Фёдор с интересом смотрел и слушал. По его глазам было видно, что какие-то шевеления в голове происходят, но облачить это в слова ему было не под силу. Блондинка продолжала:

— Думаю, они были слишком юны, чтоб понимать, какая всё это ерунда. А я сейчас созрела и была бы готова. Я улыбалась бы всем этим мудакам! Согласись, Федя – я умна и красива. Какие слова могут представлять для меня унижение?

Этот её взгляд воспринимался мужчиной испытующе, но она его таковым и не замышляла. Мойщика охватила немота.

— Правильный ответ – никакие. Я идеальна, — девушка засмотрелась куда-то в одну точку, — я всяким своим параметром совершенна... И если меня прямо сейчас вытащат на улицу, побьют и бросят в канализацию – я не стану от этого хуже, в этом не будет моей вины. Внешний мир не сможет испортить меня. Только выместить свою зависть, классовую ненависть, половое неудовлетворение... Вот скажи, Федя, ты завидуешь мне? Давай говорить прямо. Не бойся обидеть меня – я не обижусь. И тебе советую не обижаться.

Мужчина, пожёвывающий картошку-фри, таких откровений никак не ожидал:

— Ну... Как сказать... Да, похоже, жизнь у тебя такая, какой можно позавидовать. Но без злобы, — тужился его мозг в подборе и взвешивании правильных слов, — скажем так, я рад за тебя. Но меня и моя жизнь устраивает. Я не завидую тебе, нет. У всех ведь могут быть свои проблемы.

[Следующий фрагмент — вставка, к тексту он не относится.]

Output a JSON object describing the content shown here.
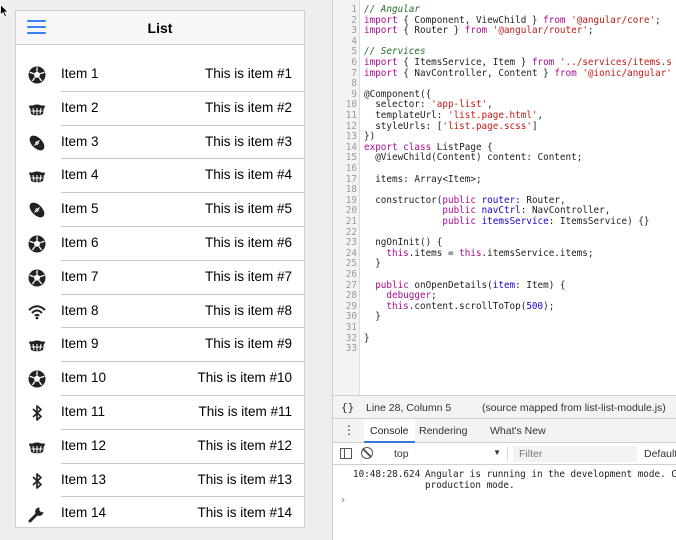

— Вот и славно. Знаешь, если бы я хотела новых вершин, например, встать у руля большого бизнеса – я наняла бы тебя в личную охрану. С условием, чтоб ты похудел, конечно, — улыбнулась она. — Таким образом, кстати, из мойщика роллс-ройса ты превратился бы в пассажира. Па-сса-жи-ра. Запомни. Ибо грешно было бы оставить прозябать человека, которому можно доверять, я считаю.

Фёдор расплылся в признательной, тронутой гримасе.

— Но, за мелкими исключениями, меня моя жизнь устраивает тоже. Поэтому кушай, — вновь озарила улыбкою она, глядящего уже безотрывно мужика.

Катя на какое-то время замолкла и принялась за мороженое – оно размещалось в стаканчике и поедалось ею с ложки. Мойщик, тем временем, разрывал своё рыло о многослойный гамбургер и выглядел в этом процессе чересчур комично – шинкованные соломкой перец и листья китайской капусты вываливались из кулинарного сооружения (грубо сжатого жирными жадными пальцами, словно шлюшья задница), почти достигнув точки назначения. Девушка же пребывала в настолько возвышенном состоянии духа, что смеяться ей, к собственному удивлению, в это мгновение не хотелось.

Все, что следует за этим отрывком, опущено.